There are things that I encounter now as a young wife and mom to three kids that I want my daughters to know. Concepts that I want to teach my son about navigating through this world that is ever changing. Like learning to take on a challenge. There are values, morals, and lessons in this life that I want to be sure my adult child has an understanding of. There are things I want to tell them when they go off to college, get their first job, get married or have their first child. But the truth is I may not get the chance. Life is so busy sometimes and chances are, many of these life lessons or memories may get pushed aside and never shared.
A perfect example is that I want my kids one day to not just see me as mom but as my own person. I want this because I feel there is a lot to glean from knowing me as a parent and an individual. One thing I learned from my parents was to have a caring heart for the people around me whatever that might look like at any given time.
When I was a teenager, my parents always had an open door at our home for my friends. The more, the merrier was their motto. My mom would cook giant pots of chili. My dad would turn on the lights in the driveway for the boys to play basketball. Kids would be there for hours almost every Friday night. I can remember on more than one occasion seeing one or both of my parents sitting at the table talking with my friends. As a child I saw those conversations as just mom and dad being nosy or keeping an eye out for who my friends were and what we were up to.

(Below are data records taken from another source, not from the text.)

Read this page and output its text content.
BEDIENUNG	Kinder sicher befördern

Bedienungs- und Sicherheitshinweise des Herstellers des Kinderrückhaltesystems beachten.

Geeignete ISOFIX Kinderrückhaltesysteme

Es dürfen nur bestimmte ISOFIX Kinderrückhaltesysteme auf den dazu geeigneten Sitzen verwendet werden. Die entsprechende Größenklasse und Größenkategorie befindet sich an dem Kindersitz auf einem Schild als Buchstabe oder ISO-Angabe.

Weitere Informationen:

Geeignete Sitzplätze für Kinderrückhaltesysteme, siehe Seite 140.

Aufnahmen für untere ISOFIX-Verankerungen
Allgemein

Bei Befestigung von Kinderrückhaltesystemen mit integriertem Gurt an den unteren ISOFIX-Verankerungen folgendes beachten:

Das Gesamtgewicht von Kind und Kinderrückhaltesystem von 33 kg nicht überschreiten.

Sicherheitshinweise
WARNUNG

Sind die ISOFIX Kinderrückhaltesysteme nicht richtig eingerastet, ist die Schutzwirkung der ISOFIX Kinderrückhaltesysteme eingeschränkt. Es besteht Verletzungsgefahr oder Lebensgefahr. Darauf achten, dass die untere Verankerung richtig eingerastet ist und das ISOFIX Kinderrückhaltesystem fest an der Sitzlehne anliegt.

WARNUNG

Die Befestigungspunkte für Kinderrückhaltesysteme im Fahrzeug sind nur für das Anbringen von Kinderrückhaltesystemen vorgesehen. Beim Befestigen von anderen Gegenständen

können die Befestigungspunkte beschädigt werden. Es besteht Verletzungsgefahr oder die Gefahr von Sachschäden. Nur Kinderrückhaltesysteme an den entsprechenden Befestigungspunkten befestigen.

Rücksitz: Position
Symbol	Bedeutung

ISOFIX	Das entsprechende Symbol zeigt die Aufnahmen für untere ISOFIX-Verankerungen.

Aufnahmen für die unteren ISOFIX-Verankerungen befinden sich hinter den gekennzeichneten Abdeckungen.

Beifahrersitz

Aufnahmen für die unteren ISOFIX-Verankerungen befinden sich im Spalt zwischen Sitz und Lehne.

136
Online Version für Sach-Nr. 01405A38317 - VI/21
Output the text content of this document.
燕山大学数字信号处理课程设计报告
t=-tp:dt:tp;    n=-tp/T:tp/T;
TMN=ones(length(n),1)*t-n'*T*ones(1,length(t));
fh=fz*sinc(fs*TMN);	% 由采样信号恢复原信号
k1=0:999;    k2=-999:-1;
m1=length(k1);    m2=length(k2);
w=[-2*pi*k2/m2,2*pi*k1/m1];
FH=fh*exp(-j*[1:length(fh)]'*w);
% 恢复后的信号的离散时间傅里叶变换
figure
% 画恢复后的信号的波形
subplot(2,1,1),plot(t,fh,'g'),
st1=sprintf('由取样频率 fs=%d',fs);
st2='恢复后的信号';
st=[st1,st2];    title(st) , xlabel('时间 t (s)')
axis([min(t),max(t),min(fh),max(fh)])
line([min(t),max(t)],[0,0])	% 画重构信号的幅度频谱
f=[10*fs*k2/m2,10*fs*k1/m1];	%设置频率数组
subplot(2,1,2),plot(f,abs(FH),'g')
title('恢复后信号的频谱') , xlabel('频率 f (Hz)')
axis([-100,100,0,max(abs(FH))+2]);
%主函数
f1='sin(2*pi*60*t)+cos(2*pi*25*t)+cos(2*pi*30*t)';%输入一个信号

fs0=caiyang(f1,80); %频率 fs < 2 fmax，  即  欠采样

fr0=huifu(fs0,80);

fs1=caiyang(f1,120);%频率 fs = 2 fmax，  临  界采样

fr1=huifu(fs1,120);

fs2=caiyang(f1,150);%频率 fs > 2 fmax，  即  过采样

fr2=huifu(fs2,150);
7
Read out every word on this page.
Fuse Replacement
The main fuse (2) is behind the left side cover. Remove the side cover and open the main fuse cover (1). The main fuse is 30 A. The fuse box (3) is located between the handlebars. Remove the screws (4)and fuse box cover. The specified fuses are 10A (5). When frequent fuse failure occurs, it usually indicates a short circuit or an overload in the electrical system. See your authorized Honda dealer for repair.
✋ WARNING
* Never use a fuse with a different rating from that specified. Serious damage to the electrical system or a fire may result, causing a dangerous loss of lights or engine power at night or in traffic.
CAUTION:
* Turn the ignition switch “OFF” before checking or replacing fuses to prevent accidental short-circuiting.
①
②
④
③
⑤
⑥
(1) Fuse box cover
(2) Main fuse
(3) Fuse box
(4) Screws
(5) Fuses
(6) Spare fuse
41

As an adult I see that those moments weren’t all about me but were about my parents caring for the people that were in their reach at the time. In those moments they weren’t necessarily being my parents but were individuals who had a heart for young people. Now, many years later, as my kids are beginning school and my circle of reach is changing, I see some of my memories of my parents a little differently.
In an attempt to capture these moments and life lessons I have found an idea worth sharing with you.
Writing to my Adult Children Now
I have created an email account for each of my children that they will not have access to until a predetermined date. Maybe it is their wedding day, they day they leave for college, or a special birthday. Whenever it is, I will give them the email and password to an account hopefully filled with hundreds of emails. Only certain people will have this email address. My husband and I, grandparents, great grandparents, and their aunts and uncles. When there is a specific memory to share, life lesson, or a simple I love you is due? I can send them an email. This means that I can share in written form how I’m feeling at that exact moment. It might look something like this:
“Tonight, you are wild! You are 4 years old and we are spending the evening home just the five of us. You and your brother and sister have been playing outside in the mud. It turned into a HUGE mud fight with your day. I have been hiding on the porch so I can hear the laughter but avoid being caught in the cross fire. This truly is my happy place. Watching you run and seeing the smile on your face brings me such joy. I love these moments with you, my boy. Wherever you are, know that I have always adored you and I always will. Love, Momma.”
Imagine 15 to 30 years of emails filled with advice, love, and memories. Imagine being in a difficult place in your life needing encouragement. How would it feel to able to open an email account and find just that? How special, right? So get that account set up and start writing. One day your kids will be able to get a special glimpse into who their parents are. At the same time you will have the opportunity to make sure those special conversations don’t get left behind.